By maximizing utilization, and improving their asset management processes, OOH operators can increase efficiency, reduce costs, and offer a more attractive value proposition to advertisers. By regularly monitoring and updating their inventory, OOH operators can ensure that their advertising assets are being used to their fullest potential, providing maximum exposure for advertisers and increasing revenue for the operator. By focusing on internal optimization, OOH operators can position themselves as industry leaders, offering a top-quality and cost-effective solution for advertisers seeking to reach audiences through out-of-home advertising.
Let your advertisers be emotional, but don’t you fall in love with specific pieces of inventory.
When I was managing an OOH plant some years ago, I had a bulletin permed at twice the value of the next bulletin in the market. It had the highest CPM in the market and the same advertiser had permed it for years. When that bulletin came up there was an expectation from corporate that we would be able to get a similar rate for the same asset moving forward. Their logic seemed sound to them; it has been permed for years at this crazy rate and it was clearly the most optimal asset in the market.

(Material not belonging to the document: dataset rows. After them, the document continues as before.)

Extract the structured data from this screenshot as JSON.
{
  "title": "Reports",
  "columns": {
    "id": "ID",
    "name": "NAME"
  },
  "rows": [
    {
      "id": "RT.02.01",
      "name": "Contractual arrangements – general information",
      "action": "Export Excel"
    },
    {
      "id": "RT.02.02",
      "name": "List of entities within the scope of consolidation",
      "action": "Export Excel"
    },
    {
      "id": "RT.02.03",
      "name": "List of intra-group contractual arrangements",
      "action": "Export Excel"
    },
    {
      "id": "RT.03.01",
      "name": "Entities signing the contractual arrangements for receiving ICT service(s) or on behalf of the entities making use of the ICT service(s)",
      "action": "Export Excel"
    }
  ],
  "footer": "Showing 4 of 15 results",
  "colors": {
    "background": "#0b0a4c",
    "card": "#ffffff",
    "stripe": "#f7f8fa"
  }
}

While the logic that it was a premium asset was correct, the reality is that asset was only that valuable to the single advertiser who had permed it for years. There was a mandate that came down that we take no less than $xxxx for this bulletin and so it sat empty for a year before I convinced them to emotionally disconnect from the asset, at which time we permed it again for 135% of the market CPM. My point in telling you this is that we walked away from nearly $100,000 in one year because as a company we were too emotionally connected to this asset.
Let’s talk about pricing sensitivity… Different rates for different advertisers.

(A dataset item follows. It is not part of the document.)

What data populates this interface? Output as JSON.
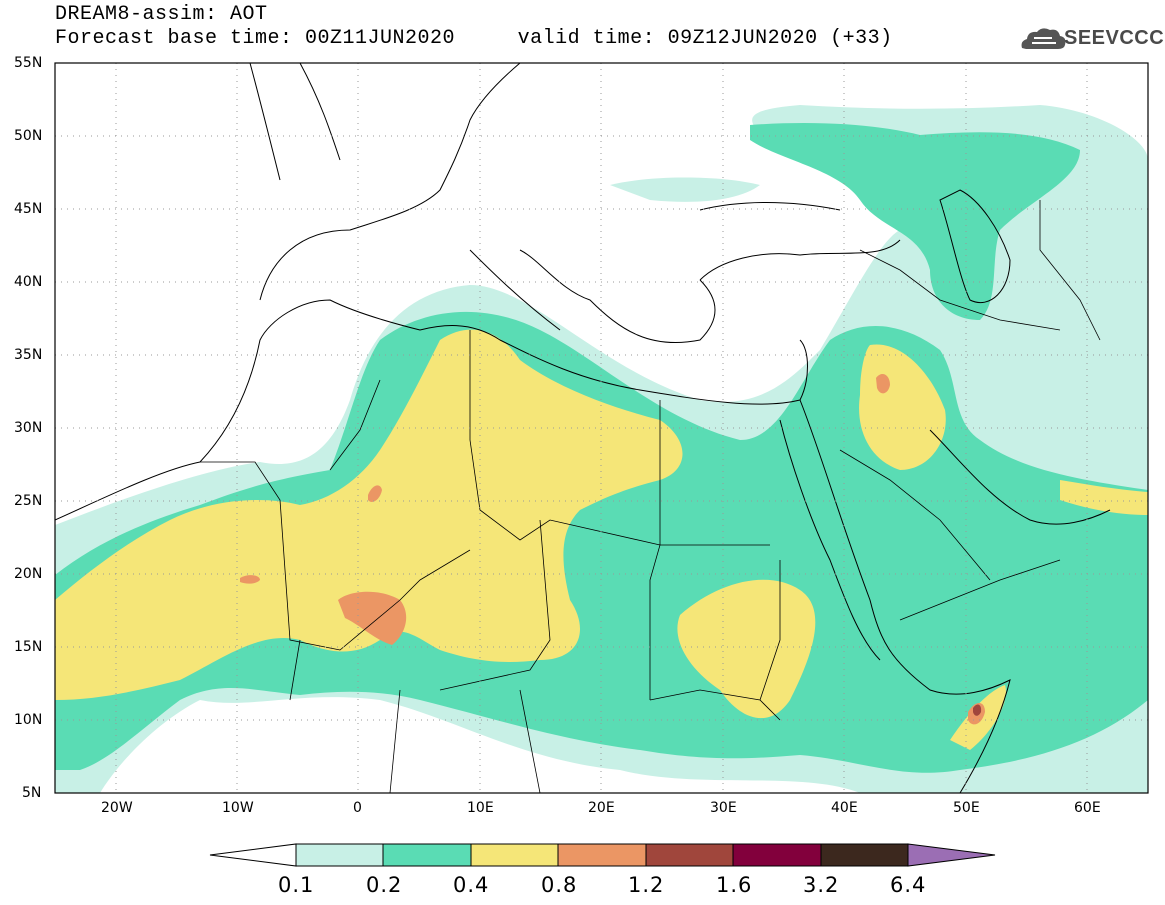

Furthermore, OOH operators should also consider individual client pricing sensitivity when setting rates for their assets. Different advertisers have different budgets, goals, and desired outcomes, and it's important for OOH operators to take these factors into account when determining pricing.

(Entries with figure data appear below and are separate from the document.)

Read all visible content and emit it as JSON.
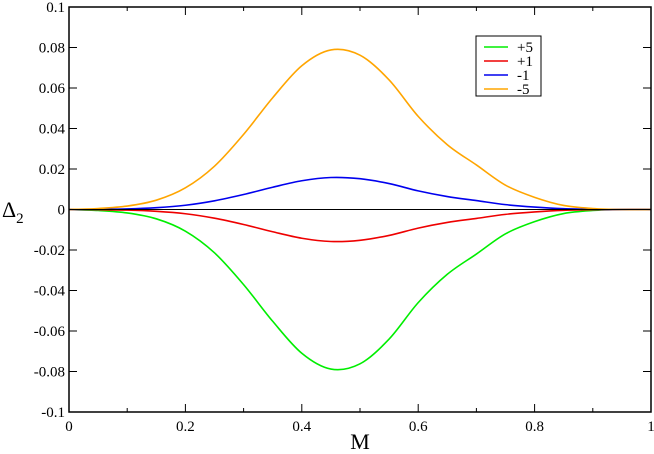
{
  "chart_data": {
    "type": "line",
    "title": "",
    "xlabel": "M",
    "ylabel": "Δ",
    "ylabel_sub": "2",
    "xlim": [
      0,
      1
    ],
    "ylim": [
      -0.1,
      0.1
    ],
    "grid": false,
    "legend_position": "top-right",
    "x_ticks": [
      0,
      0.2,
      0.4,
      0.6,
      0.8,
      1
    ],
    "x_tick_labels": [
      "0",
      "0.2",
      "0.4",
      "0.6",
      "0.8",
      "1"
    ],
    "y_ticks": [
      -0.1,
      -0.08,
      -0.06,
      -0.04,
      -0.02,
      0,
      0.02,
      0.04,
      0.06,
      0.08,
      0.1
    ],
    "y_tick_labels": [
      "-0.1",
      "-0.08",
      "-0.06",
      "-0.04",
      "-0.02",
      "0",
      "0.02",
      "0.04",
      "0.06",
      "0.08",
      "0.1"
    ],
    "x": [
      0,
      0.05,
      0.1,
      0.15,
      0.2,
      0.25,
      0.3,
      0.35,
      0.4,
      0.45,
      0.5,
      0.55,
      0.6,
      0.65,
      0.7,
      0.75,
      0.8,
      0.85,
      0.9,
      0.95,
      1
    ],
    "series": [
      {
        "name": "+5",
        "color": "#00ee00",
        "values": [
          0,
          -0.0005,
          -0.0017,
          -0.0046,
          -0.0107,
          -0.0214,
          -0.0371,
          -0.0552,
          -0.071,
          -0.0788,
          -0.0762,
          -0.064,
          -0.046,
          -0.032,
          -0.022,
          -0.012,
          -0.006,
          -0.002,
          -0.0005,
          0,
          0
        ]
      },
      {
        "name": "+1",
        "color": "#ee0000",
        "values": [
          0,
          -0.0001,
          -0.0003,
          -0.0009,
          -0.0021,
          -0.0043,
          -0.0074,
          -0.011,
          -0.0142,
          -0.0158,
          -0.0152,
          -0.0128,
          -0.0092,
          -0.0064,
          -0.0044,
          -0.0024,
          -0.0012,
          -0.0004,
          -0.0001,
          0,
          0
        ]
      },
      {
        "name": "-1",
        "color": "#0000ee",
        "values": [
          0,
          0.0001,
          0.0003,
          0.0009,
          0.0021,
          0.0043,
          0.0074,
          0.011,
          0.0142,
          0.0158,
          0.0152,
          0.0128,
          0.0092,
          0.0064,
          0.0044,
          0.0024,
          0.0012,
          0.0004,
          0.0001,
          0,
          0
        ]
      },
      {
        "name": "-5",
        "color": "#ffa500",
        "values": [
          0,
          0.0005,
          0.0017,
          0.0046,
          0.0107,
          0.0214,
          0.0371,
          0.0552,
          0.071,
          0.0788,
          0.0762,
          0.064,
          0.046,
          0.032,
          0.022,
          0.012,
          0.006,
          0.002,
          0.0005,
          0,
          0
        ]
      }
    ]
  }
}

By understanding the unique needs of each advertiser, OOH operators can create tailored packages that offer the right combination of exposure, impact, and value. In the example above, the advertiser was willing to pay for the specific location. The counter approach would be to find an advertiser that is willing to buy double the size of a poster showing or digital campaign if the rate/CPM was lowered by 25% if the inventory is indeed available.
This approach not only helps to attract and retain clients but also encourages advertisers to increase their spend, as they see the tangible results of their investment. By recognizing and addressing individual client pricing sensitivity, OOH operators can grow their business by providing a more personalized and valuable service to advertisers.
In addition to maximizing utilization and improving asset management, OOH operators can also grow both revenue and share by not emotionally connecting to the rates of specific assets or groups of assets. By strategically lowering rates in some areas while driving higher rates in others, OOH operators can create an environment where advertisers are more likely to invest in their offerings.
Lowering rates on less popular assets can help to drive demand while increasing rates in higher performing or more desirable assets can help to generate additional revenue. By taking a data-driven and targeted approach to rate optimization, OOH operators can create a win-win scenario, where advertisers are able to reach their desired audiences at a competitive price point, and OOH operators are able to grow both revenue and share.